Post-Race: After crossing the finish line, I was immediately lei’d. 2 amazing volunteers walked me back to the athlete area. I grabbed my finisher shirt and headed towards the chocolate milk tent! After some milk and pizza, I got a massage. My legs continued to cramp, but I didn’t care. After the massage I grabbed another chocolate milk and proceeded to get my finisher photo. Sitting right next to the photo area was Craig Alexander, my idol in the sport. He had a tough day, taking 13th place, but he still had a huge smile while sitting and talking with his wife and children. What a great guy! I finally met up with my family and gave them a big hug.
Thanks again to everyone who has helped me along this amazing journey over the past 6 years. Its amazing how much I have grown and changed since taking my first triathlon class back in college. There are so many people that have helped me along my journey it is almost impossible to thank them all.
Thank you to my family and girlfriend. They have been my biggest fans and supporters over the years!
Thank you to my coaches and teachers over the years: Tim Gatenby, Kyle Larson, Justin Pernitz, Brandon Nguyen, Jackie Arendt, and Joe Moyer.
Thank you to all my friends and relatives who’ve supported me!

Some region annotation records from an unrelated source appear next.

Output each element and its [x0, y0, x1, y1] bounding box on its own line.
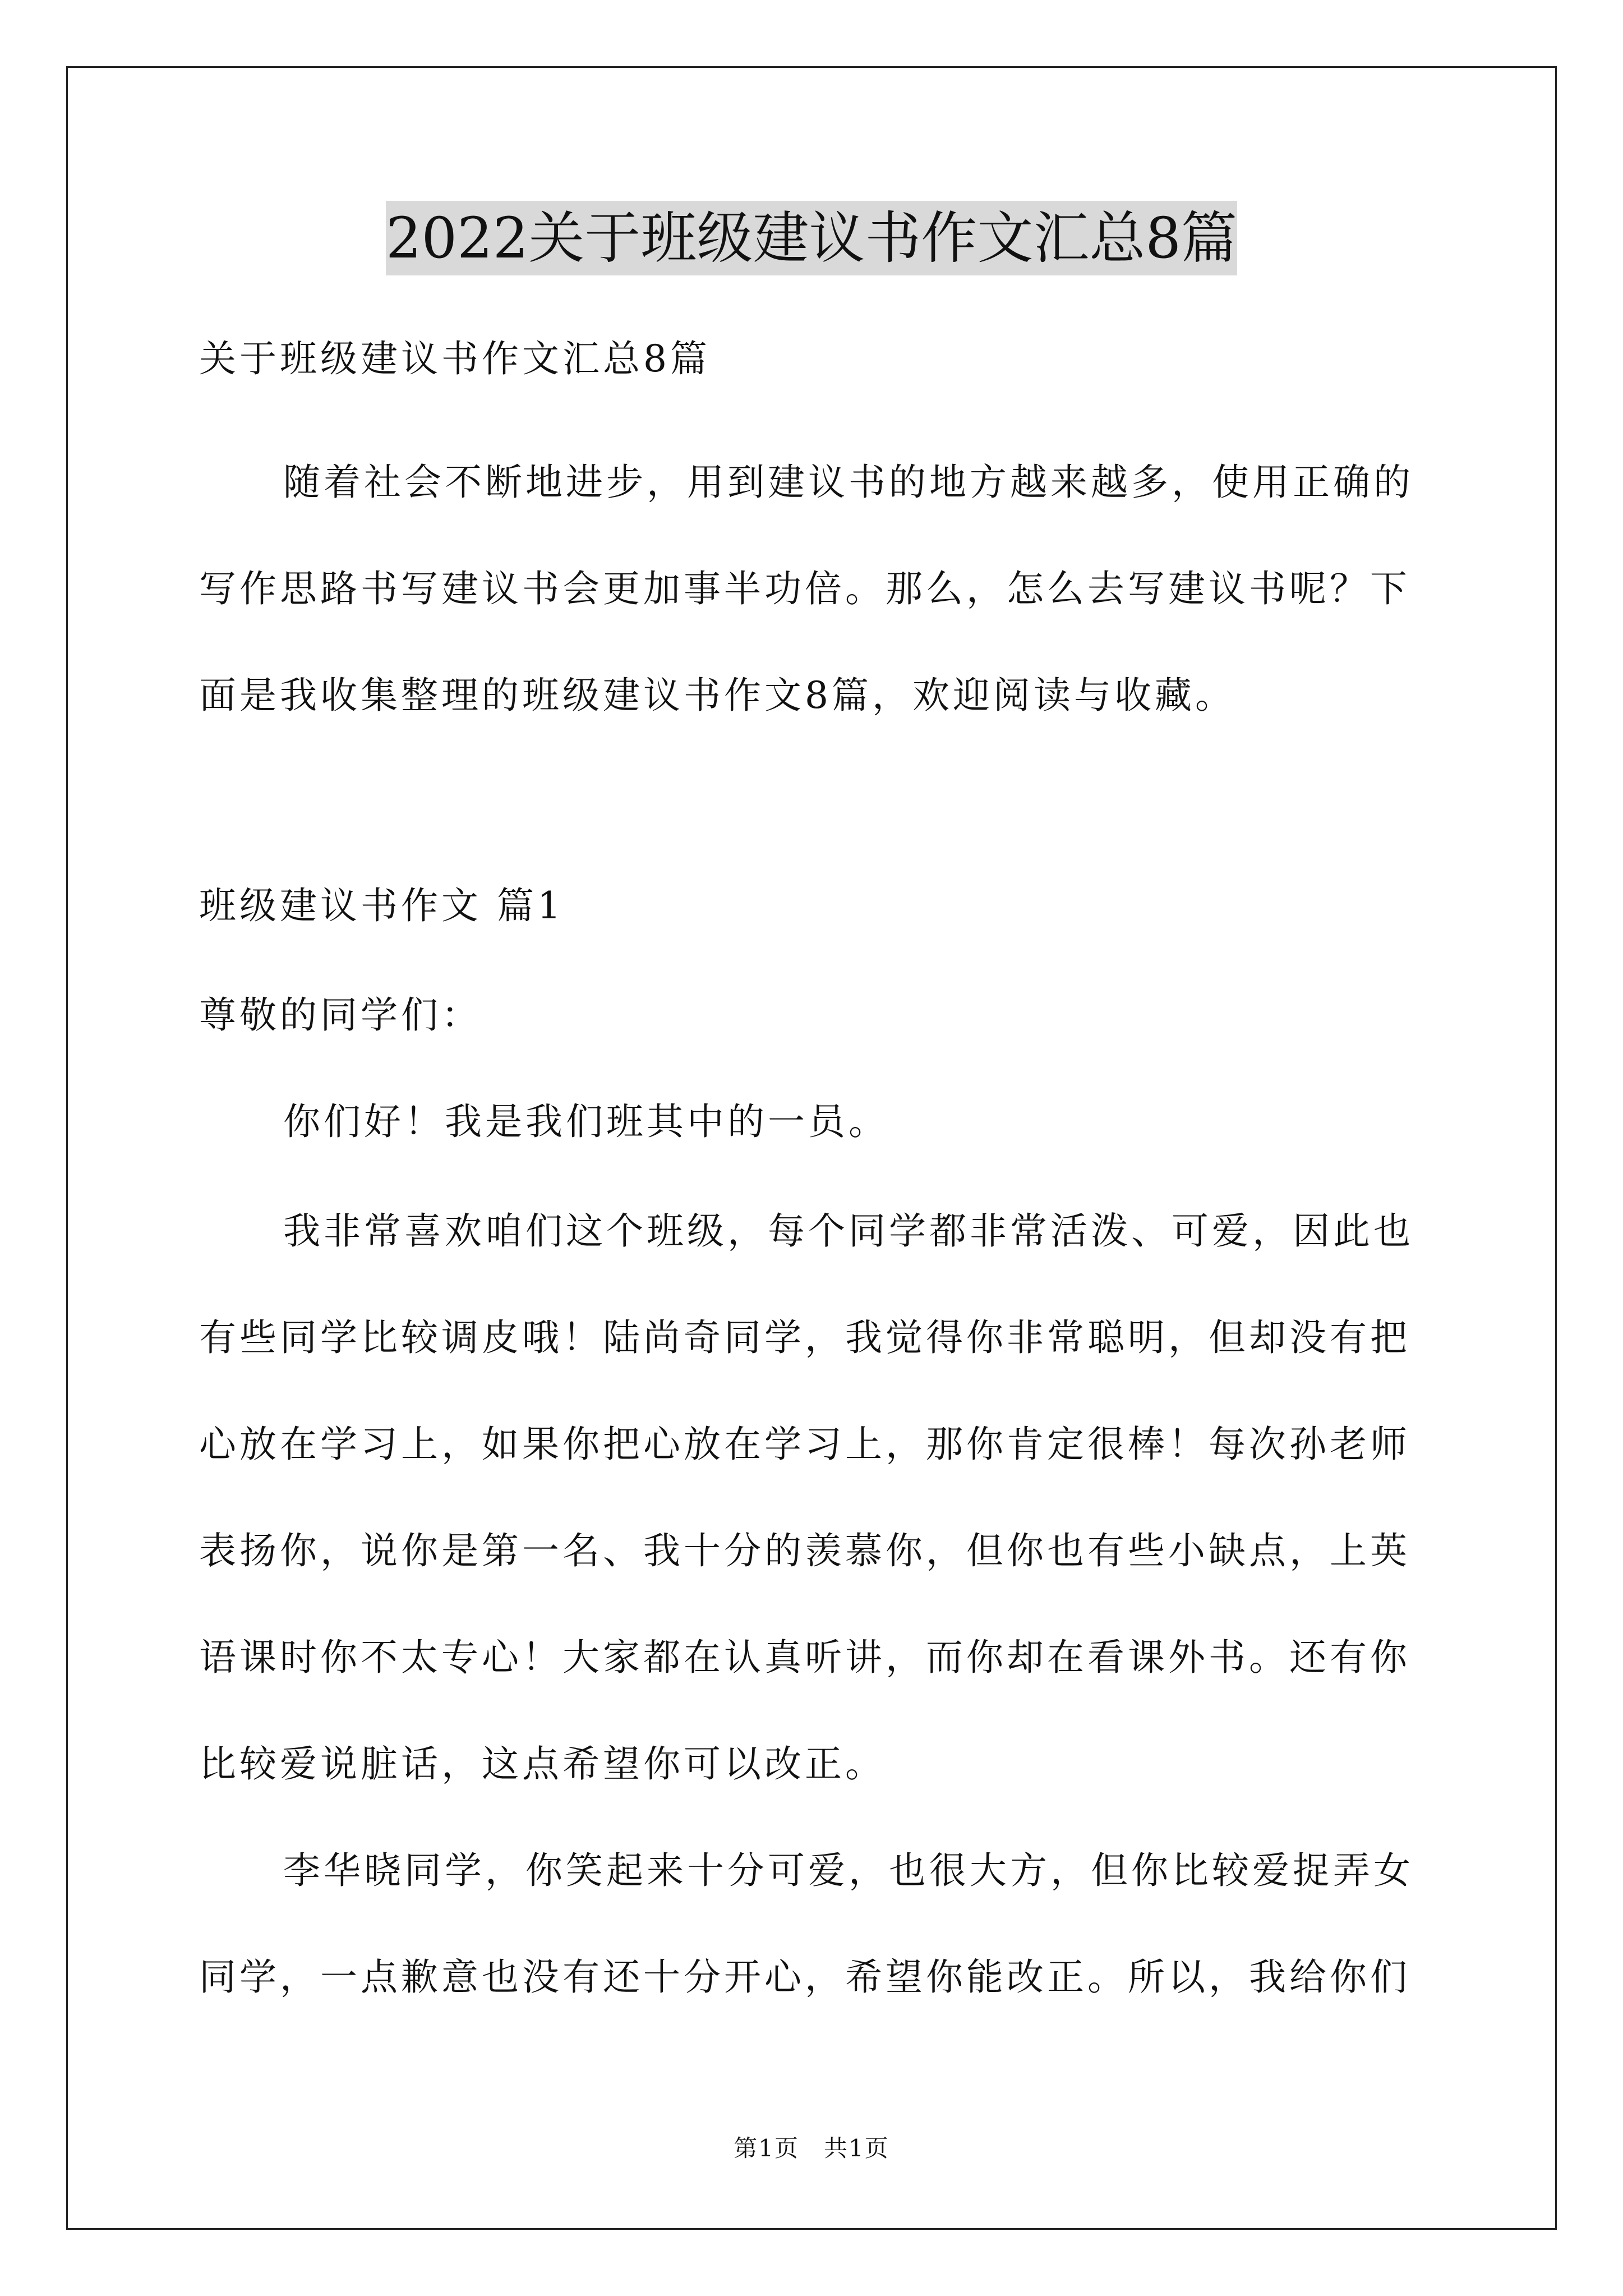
- body-line-3: 心放在学习上，如果你把心放在学习上，那你肯定很棒！每次孙老师: [199, 1423, 1410, 1466]
- intro-line-3: 面是我收集整理的班级建议书作文8篇，欢迎阅读与收藏。: [199, 674, 1235, 717]
- greeting-line: 你们好！我是我们班其中的一员。: [283, 1100, 889, 1143]
- intro-line-1: 随着社会不断地进步，用到建议书的地方越来越多，使用正确的: [283, 461, 1414, 504]
- body-line-4: 表扬你，说你是第一名、我十分的羡慕你，但你也有些小缺点，上英: [199, 1529, 1410, 1572]
- body-line-8: 同学，一点歉意也没有还十分开心，希望你能改正。所以，我给你们: [199, 1955, 1410, 1999]
- document-title: 2022关于班级建议书作文汇总8篇: [0, 202, 1623, 275]
- salutation: 尊敬的同学们：: [199, 993, 482, 1037]
- page-border: [66, 66, 1557, 2230]
- subtitle-line: 关于班级建议书作文汇总8篇: [199, 337, 711, 380]
- body-line-7: 李华晓同学，你笑起来十分可爱，也很大方，但你比较爱捉弄女: [283, 1849, 1414, 1892]
- page-footer: 第1页 共1页: [734, 2134, 889, 2162]
- body-line-1: 我非常喜欢咱们这个班级，每个同学都非常活泼、可爱，因此也: [283, 1209, 1414, 1253]
- body-line-5: 语课时你不太专心！大家都在认真听讲，而你却在看课外书。还有你: [199, 1636, 1410, 1679]
- body-line-6: 比较爱说脏话，这点希望你可以改正。: [199, 1742, 886, 1786]
- section-heading: 班级建议书作文 篇1: [199, 884, 564, 927]
- intro-line-2: 写作思路书写建议书会更加事半功倍。那么，怎么去写建议书呢？下: [199, 567, 1410, 610]
- body-line-2: 有些同学比较调皮哦！陆尚奇同学，我觉得你非常聪明，但却没有把: [199, 1316, 1410, 1359]
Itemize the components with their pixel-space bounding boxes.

Your kind words, texts and Facebook posts have all be amazing and I hope I made you guys all proud.
Thank you to those businesses who have helped with my gear, nutrition, recovery and more along the way: Erik’s Bike Shop, Endurance House, Peak Performance Massage, Northstar Massage, and more!
Thank you to my training partners over the years! I knew absolutely nothing about the sport when I first started look at me now, I just raced in Kona. Thank you especially to Nella Bernadoni, Eamon Bernadoni, Christa Wille, Alex Heinz, Kayla Moses, and members of the Endurance House Redefine Your Possible Team. You’ve made training for these races the best part about IRONMAN.
Looking Ahead: This race in Kona took a lot out of me. There were a few moments in the race where I was considering hanging up my racing shoes for good. It was a very physically and mentally draining day for me. Almost a week out from the race, I have a different perspective now. There’s no way I’m finished. I’m just getting started. I feel like I’m just started to come into my own as a swimmer and runner. I know my biking will continue to build under the guidance of my coach and I plan to work on my swimming technique and running speed a lot this off-season. To be highly competitive, I know my swim time must be around 55 minutes and my run me closer to 3 hours. I feel like these are both very attainable goals for next year.
There will be no Kona for me next year, as most of you know I couldn’t have done the race this year if it weren’t for the financially support of so many great friends, family and strangers!
I have my sights set on IRONMAN Wisconsin in 2015 and Kona in 2016. At this point there are no pros scheduled to race at IRONMAN Wisconsin so it would be a very unique opportunity to try and win an IRONMAN race. Training begins in January!
Thank you so much for all your support and reading this far! I love you all and thanks again! My goal is that I hope I have given you some inspiration, happiness, or anything positive over the years. Mahalo!